Swin Transformer: Hierarchical Vision Transformer using Shifted Windows
Swin Transformer: Hierarchical Vision Transformer using Shifted Windows
(a) Swin Transformer builds hierarchical feature maps by merging image patches in deeper layers and has linear computation complexity to input image size due to computation of self-attention only within each local window. Thus, it can serve as a general-purpose backbone for both image classification and dense recognition tasks.

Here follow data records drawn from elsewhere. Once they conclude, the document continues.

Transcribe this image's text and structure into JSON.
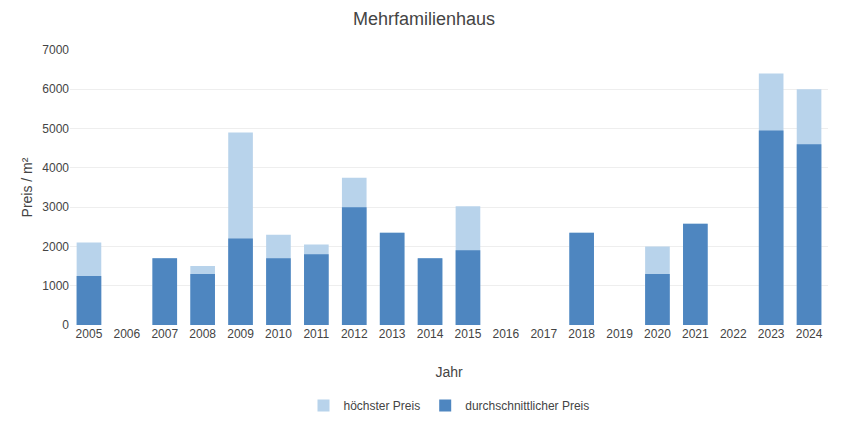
{
  "chart_data": {
    "type": "bar",
    "title": "Mehrfamilienhaus",
    "xlabel": "Jahr",
    "ylabel": "Preis / m²",
    "categories": [
      2005,
      2006,
      2007,
      2008,
      2009,
      2010,
      2011,
      2012,
      2013,
      2014,
      2015,
      2016,
      2017,
      2018,
      2019,
      2020,
      2021,
      2022,
      2023,
      2024
    ],
    "series": [
      {
        "name": "höchster Preis",
        "color": "#b8d3eb",
        "values": [
          2100,
          0,
          1700,
          1500,
          4900,
          2300,
          2050,
          3750,
          2350,
          1700,
          3020,
          0,
          0,
          2350,
          0,
          2000,
          2580,
          0,
          6400,
          6000
        ]
      },
      {
        "name": "durchschnittlicher Preis",
        "color": "#4e86c0",
        "values": [
          1250,
          0,
          1700,
          1300,
          2200,
          1700,
          1800,
          3000,
          2350,
          1700,
          1900,
          0,
          0,
          2350,
          0,
          1300,
          2580,
          0,
          4950,
          4600
        ]
      }
    ],
    "ylim": [
      0,
      7000
    ],
    "yticks": [
      0,
      1000,
      2000,
      3000,
      4000,
      5000,
      6000,
      7000
    ],
    "grid": true,
    "legend": "bottom"
  }
}
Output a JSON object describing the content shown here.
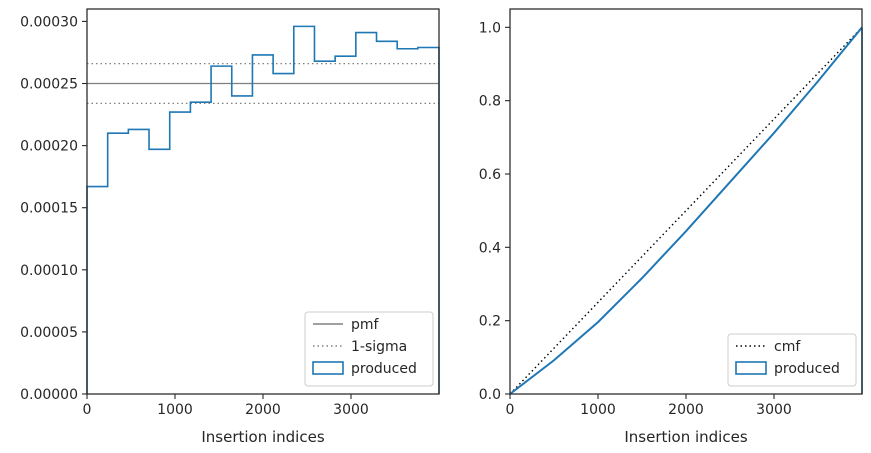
{
  "chart_data": [
    {
      "type": "histogram",
      "xlabel": "Insertion indices",
      "ylabel": "",
      "xlim": [
        0,
        4000
      ],
      "ylim": [
        0,
        0.00031
      ],
      "xticks": [
        "0",
        "1000",
        "2000",
        "3000"
      ],
      "yticks": [
        "0.00000",
        "0.00005",
        "0.00010",
        "0.00015",
        "0.00020",
        "0.00025",
        "0.00030"
      ],
      "bins": [
        0,
        235,
        470,
        705,
        940,
        1175,
        1410,
        1645,
        1880,
        2115,
        2350,
        2585,
        2820,
        3055,
        3290,
        3525,
        3760,
        4000
      ],
      "series": [
        {
          "name": "produced",
          "values": [
            0.000167,
            0.00021,
            0.000213,
            0.000197,
            0.000227,
            0.000235,
            0.000264,
            0.00024,
            0.000273,
            0.000258,
            0.000296,
            0.000268,
            0.000272,
            0.000291,
            0.000284,
            0.000278,
            0.000279
          ],
          "color": "#1f77b4"
        }
      ],
      "reference_lines": [
        {
          "name": "pmf",
          "y": 0.00025,
          "style": "solid",
          "color": "#808080"
        },
        {
          "name": "1-sigma",
          "y": 0.000266,
          "style": "dotted",
          "color": "#808080"
        },
        {
          "name": "1-sigma",
          "y": 0.000234,
          "style": "dotted",
          "color": "#808080"
        }
      ],
      "legend": {
        "position": "lower-right",
        "entries": [
          "pmf",
          "1-sigma",
          "produced"
        ]
      }
    },
    {
      "type": "line",
      "xlabel": "Insertion indices",
      "ylabel": "",
      "xlim": [
        0,
        4000
      ],
      "ylim": [
        0,
        1.05
      ],
      "xticks": [
        "0",
        "1000",
        "2000",
        "3000"
      ],
      "yticks": [
        "0.0",
        "0.2",
        "0.4",
        "0.6",
        "0.8",
        "1.0"
      ],
      "series": [
        {
          "name": "cmf",
          "style": "dotted",
          "color": "#000000",
          "x": [
            0,
            4000
          ],
          "y": [
            0,
            1.0
          ]
        },
        {
          "name": "produced",
          "style": "step",
          "color": "#1f77b4",
          "x": [
            0,
            500,
            1000,
            1500,
            2000,
            2500,
            3000,
            3500,
            4000
          ],
          "y": [
            0,
            0.092,
            0.196,
            0.316,
            0.444,
            0.578,
            0.712,
            0.853,
            1.0
          ]
        }
      ],
      "legend": {
        "position": "lower-right",
        "entries": [
          "cmf",
          "produced"
        ]
      }
    }
  ]
}
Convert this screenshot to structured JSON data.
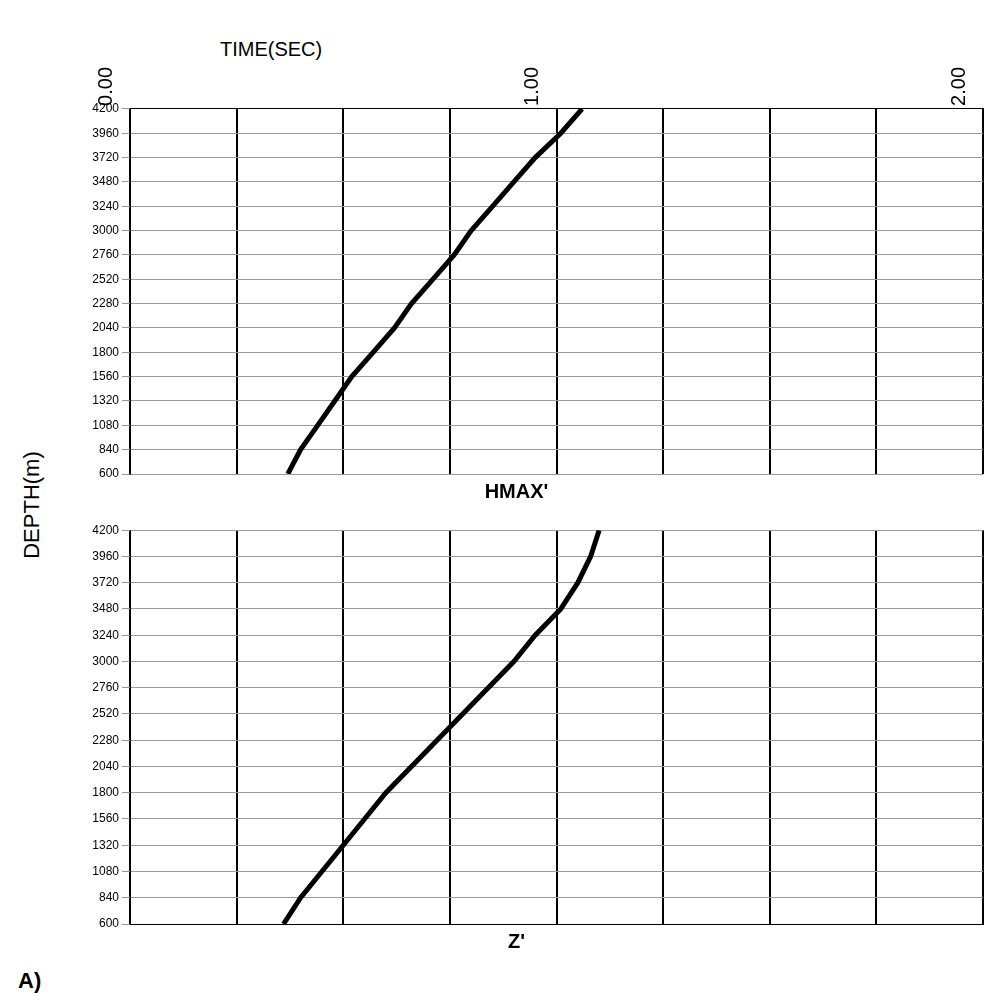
{
  "figure": {
    "x_label": "TIME(SEC)",
    "y_label": "DEPTH(m)",
    "panel_letter": "A)"
  },
  "chart_data": [
    {
      "type": "line",
      "title": "HMAX'",
      "xlim": [
        0,
        2
      ],
      "xticks": [
        {
          "value": 0,
          "label": "0.00"
        },
        {
          "value": 0.25,
          "label": null
        },
        {
          "value": 0.5,
          "label": null
        },
        {
          "value": 0.75,
          "label": null
        },
        {
          "value": 1,
          "label": "1.00"
        },
        {
          "value": 1.25,
          "label": null
        },
        {
          "value": 1.5,
          "label": null
        },
        {
          "value": 1.75,
          "label": null
        },
        {
          "value": 2,
          "label": "2.00"
        }
      ],
      "ylim": [
        600,
        4200
      ],
      "yticks": [
        600,
        840,
        1080,
        1320,
        1560,
        1800,
        2040,
        2280,
        2520,
        2760,
        3000,
        3240,
        3480,
        3720,
        3960,
        4200
      ],
      "grid": true,
      "tick_labels": true,
      "series": [
        {
          "color": "#000000",
          "y": [
            600,
            840,
            1080,
            1320,
            1560,
            1800,
            2040,
            2280,
            2520,
            2760,
            3000,
            3240,
            3480,
            3720,
            3960,
            4200
          ],
          "x": [
            0.37,
            0.4,
            0.44,
            0.48,
            0.52,
            0.57,
            0.62,
            0.66,
            0.71,
            0.76,
            0.8,
            0.85,
            0.9,
            0.95,
            1.01,
            1.06
          ]
        }
      ]
    },
    {
      "type": "line",
      "title": "Z'",
      "xlim": [
        0,
        2
      ],
      "xticks": [
        {
          "value": 0,
          "label": null
        },
        {
          "value": 0.25,
          "label": null
        },
        {
          "value": 0.5,
          "label": null
        },
        {
          "value": 0.75,
          "label": null
        },
        {
          "value": 1,
          "label": null
        },
        {
          "value": 1.25,
          "label": null
        },
        {
          "value": 1.5,
          "label": null
        },
        {
          "value": 1.75,
          "label": null
        },
        {
          "value": 2,
          "label": null
        }
      ],
      "ylim": [
        600,
        4200
      ],
      "yticks": [
        600,
        840,
        1080,
        1320,
        1560,
        1800,
        2040,
        2280,
        2520,
        2760,
        3000,
        3240,
        3480,
        3720,
        3960,
        4200
      ],
      "grid": true,
      "tick_labels": "y",
      "series": [
        {
          "color": "#000000",
          "y": [
            600,
            840,
            1080,
            1320,
            1560,
            1800,
            2040,
            2280,
            2520,
            2760,
            3000,
            3240,
            3480,
            3720,
            3960,
            4200
          ],
          "x": [
            0.36,
            0.4,
            0.45,
            0.5,
            0.55,
            0.6,
            0.66,
            0.72,
            0.78,
            0.84,
            0.9,
            0.95,
            1.01,
            1.05,
            1.08,
            1.1
          ]
        }
      ]
    }
  ]
}
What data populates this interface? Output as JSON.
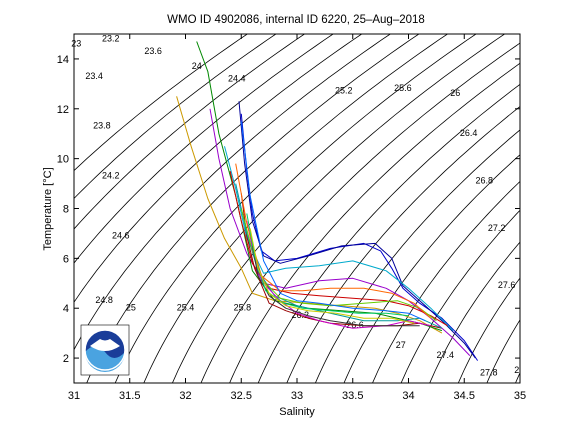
{
  "chart_data": {
    "type": "line",
    "title": "WMO ID 4902086, internal ID 6220, 25–Aug–2018",
    "xlabel": "Salinity",
    "ylabel": "Temperature [°C]",
    "xlim": [
      31,
      35
    ],
    "ylim": [
      1,
      15
    ],
    "xticks": [
      "31",
      "31.5",
      "32",
      "32.5",
      "33",
      "33.5",
      "34",
      "34.5",
      "35"
    ],
    "yticks": [
      "2",
      "4",
      "6",
      "8",
      "10",
      "12",
      "14"
    ],
    "grid": false,
    "isopycnal_labels": [
      {
        "text": "23",
        "s": 31.02,
        "t": 14.6
      },
      {
        "text": "23.2",
        "s": 31.33,
        "t": 14.8
      },
      {
        "text": "23.4",
        "s": 31.18,
        "t": 13.3
      },
      {
        "text": "23.6",
        "s": 31.71,
        "t": 14.3
      },
      {
        "text": "23.8",
        "s": 31.25,
        "t": 11.3
      },
      {
        "text": "24",
        "s": 32.1,
        "t": 13.7
      },
      {
        "text": "24.2",
        "s": 31.33,
        "t": 9.3
      },
      {
        "text": "24.4",
        "s": 32.46,
        "t": 13.2
      },
      {
        "text": "24.6",
        "s": 31.42,
        "t": 6.9
      },
      {
        "text": "24.8",
        "s": 31.27,
        "t": 4.3
      },
      {
        "text": "25",
        "s": 31.51,
        "t": 4.0
      },
      {
        "text": "25.2",
        "s": 33.42,
        "t": 12.7
      },
      {
        "text": "25.4",
        "s": 32.0,
        "t": 4.0
      },
      {
        "text": "25.6",
        "s": 33.95,
        "t": 12.8
      },
      {
        "text": "25.8",
        "s": 32.51,
        "t": 4.0
      },
      {
        "text": "26",
        "s": 34.42,
        "t": 12.6
      },
      {
        "text": "26.2",
        "s": 33.03,
        "t": 3.7
      },
      {
        "text": "26.4",
        "s": 34.54,
        "t": 11.0
      },
      {
        "text": "26.6",
        "s": 33.52,
        "t": 3.3
      },
      {
        "text": "26.8",
        "s": 34.68,
        "t": 9.1
      },
      {
        "text": "27",
        "s": 33.93,
        "t": 2.5
      },
      {
        "text": "27.2",
        "s": 34.79,
        "t": 7.2
      },
      {
        "text": "27.4",
        "s": 34.33,
        "t": 2.1
      },
      {
        "text": "27.6",
        "s": 34.88,
        "t": 4.9
      },
      {
        "text": "27.8",
        "s": 34.72,
        "t": 1.4
      },
      {
        "text": "2",
        "s": 34.97,
        "t": 1.5
      }
    ],
    "series": [
      {
        "color": "#0000cc",
        "s": [
          32.5,
          32.55,
          32.6,
          32.68,
          32.8,
          33.0,
          33.3,
          33.6,
          33.75,
          33.85,
          33.95,
          34.1,
          34.3,
          34.5,
          34.62
        ],
        "t": [
          11.8,
          9.5,
          7.8,
          6.3,
          5.9,
          6.0,
          6.4,
          6.6,
          6.3,
          5.6,
          4.8,
          4.2,
          3.6,
          2.7,
          1.9
        ]
      },
      {
        "color": "#000099",
        "s": [
          32.48,
          32.53,
          32.6,
          32.7,
          32.85,
          33.1,
          33.4,
          33.7,
          33.85,
          33.95,
          34.1,
          34.3,
          34.5,
          34.6
        ],
        "t": [
          12.3,
          9.8,
          7.5,
          6.1,
          5.8,
          6.1,
          6.5,
          6.6,
          6.0,
          4.9,
          4.3,
          3.5,
          2.6,
          2.0
        ]
      },
      {
        "color": "#9900cc",
        "s": [
          32.22,
          32.3,
          32.4,
          32.55,
          32.7,
          32.9,
          33.2,
          33.5,
          33.8,
          34.0,
          34.2,
          34.4,
          34.55
        ],
        "t": [
          12.0,
          10.0,
          8.0,
          6.2,
          5.0,
          4.8,
          5.1,
          5.2,
          4.8,
          4.3,
          3.6,
          2.8,
          2.1
        ]
      },
      {
        "color": "#cc9900",
        "s": [
          31.92,
          32.05,
          32.2,
          32.35,
          32.5,
          32.6,
          32.8,
          33.1,
          33.4,
          33.7,
          33.9,
          34.1,
          34.3
        ],
        "t": [
          12.5,
          10.5,
          8.4,
          6.8,
          5.6,
          4.6,
          4.3,
          4.2,
          4.1,
          4.0,
          3.8,
          3.5,
          3.0
        ]
      },
      {
        "color": "#008800",
        "s": [
          32.1,
          32.2,
          32.3,
          32.45,
          32.6,
          32.8,
          33.1,
          33.4,
          33.7,
          33.9,
          34.1,
          34.3
        ],
        "t": [
          14.7,
          13.5,
          11.0,
          8.5,
          5.5,
          4.3,
          4.0,
          3.9,
          3.8,
          3.6,
          3.4,
          3.1
        ]
      },
      {
        "color": "#00aacc",
        "s": [
          32.35,
          32.45,
          32.55,
          32.7,
          32.9,
          33.2,
          33.5,
          33.8,
          34.0,
          34.2,
          34.4
        ],
        "t": [
          10.5,
          8.8,
          6.8,
          5.4,
          5.6,
          5.7,
          5.9,
          5.5,
          4.8,
          4.0,
          3.1
        ]
      },
      {
        "color": "#cc0000",
        "s": [
          32.4,
          32.5,
          32.6,
          32.75,
          32.95,
          33.2,
          33.5,
          33.8,
          34.0,
          34.2,
          34.35
        ],
        "t": [
          9.5,
          7.5,
          5.8,
          4.8,
          4.6,
          4.5,
          4.4,
          4.3,
          4.1,
          3.7,
          3.3
        ]
      },
      {
        "color": "#990000",
        "s": [
          32.5,
          32.55,
          32.62,
          32.75,
          32.9,
          33.1,
          33.3,
          33.6,
          33.9,
          34.1,
          34.3
        ],
        "t": [
          8.6,
          6.9,
          5.6,
          4.2,
          3.9,
          3.6,
          3.4,
          3.3,
          3.3,
          3.4,
          3.2
        ]
      },
      {
        "color": "#009999",
        "s": [
          32.45,
          32.55,
          32.65,
          32.8,
          33.0,
          33.3,
          33.6,
          33.9,
          34.1,
          34.3
        ],
        "t": [
          9.0,
          7.0,
          5.5,
          4.5,
          4.1,
          3.8,
          3.5,
          3.5,
          3.6,
          3.2
        ]
      },
      {
        "color": "#66cc00",
        "s": [
          32.5,
          32.6,
          32.7,
          32.85,
          33.05,
          33.3,
          33.6,
          33.9,
          34.1,
          34.25
        ],
        "t": [
          8.0,
          6.3,
          5.1,
          4.4,
          4.2,
          4.1,
          4.2,
          4.3,
          4.0,
          3.5
        ]
      },
      {
        "color": "#cc00cc",
        "s": [
          32.55,
          32.62,
          32.72,
          32.85,
          33.0,
          33.2,
          33.5,
          33.8,
          34.0,
          34.2
        ],
        "t": [
          7.5,
          6.0,
          4.9,
          4.3,
          3.8,
          3.5,
          3.2,
          3.3,
          3.5,
          3.3
        ]
      },
      {
        "color": "#ff6600",
        "s": [
          32.45,
          32.55,
          32.68,
          32.85,
          33.05,
          33.3,
          33.6,
          33.85,
          34.05,
          34.2
        ],
        "t": [
          9.8,
          7.4,
          5.3,
          4.7,
          4.7,
          4.8,
          4.8,
          4.6,
          4.2,
          3.6
        ]
      },
      {
        "color": "#0066ff",
        "s": [
          32.5,
          32.58,
          32.7,
          32.85,
          33.0,
          33.2,
          33.5,
          33.8,
          34.0,
          34.15
        ],
        "t": [
          11.5,
          8.5,
          5.9,
          4.6,
          4.3,
          4.2,
          4.0,
          3.9,
          3.8,
          3.5
        ]
      },
      {
        "color": "#333333",
        "s": [
          32.6,
          32.65,
          32.75,
          32.9,
          33.1,
          33.3,
          33.6,
          33.9,
          34.1
        ],
        "t": [
          6.5,
          5.3,
          4.5,
          4.0,
          3.7,
          3.5,
          3.3,
          3.3,
          3.3
        ]
      },
      {
        "color": "#00cc66",
        "s": [
          32.55,
          32.62,
          32.72,
          32.88,
          33.05,
          33.3,
          33.55,
          33.8,
          34.0
        ],
        "t": [
          7.8,
          6.1,
          4.7,
          4.2,
          4.0,
          3.9,
          3.8,
          3.8,
          3.7
        ]
      },
      {
        "color": "#cccc00",
        "s": [
          32.58,
          32.65,
          32.75,
          32.9,
          33.1,
          33.35,
          33.6,
          33.85,
          34.05
        ],
        "t": [
          7.2,
          5.6,
          4.6,
          4.1,
          3.9,
          3.8,
          3.6,
          3.6,
          3.4
        ]
      }
    ]
  }
}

With H x W grid of tokens, each attention matrix is $H^2W^2$ — quadratic in image size
Rather than allowing each token to attend to all other tokens, instead divide into windows of M x M tokens (here M=4); only compute attention window within each window
Total size of all attention matrices in now: $M^2HW$
Linear in image size for fixed M! Swin uses M=7 throughout the network
Problem: token들이 같은 window 안에서만 상호작용하고 다른 window 끼리는 상호작용이 없음
Solution: Alternate between normal windows and shifted windows in successive Transformer blocks
ViT adds positional embedding to input tokens, encodes absolute position of each token in the image.
Swin does not use positional embeddings, instead encodes relative position between patches when computing attention: $Q,K,V\in\R^{M^2\times d}$ (Query, Key, Value) $B\in\R^{M^2\times M^2}$ (Learned Biases)
$$ \text{Attention}(Q,K,V)=\text{SoftMax}\left(\frac{QK^\top}{\sqrt D}+B\right)V $$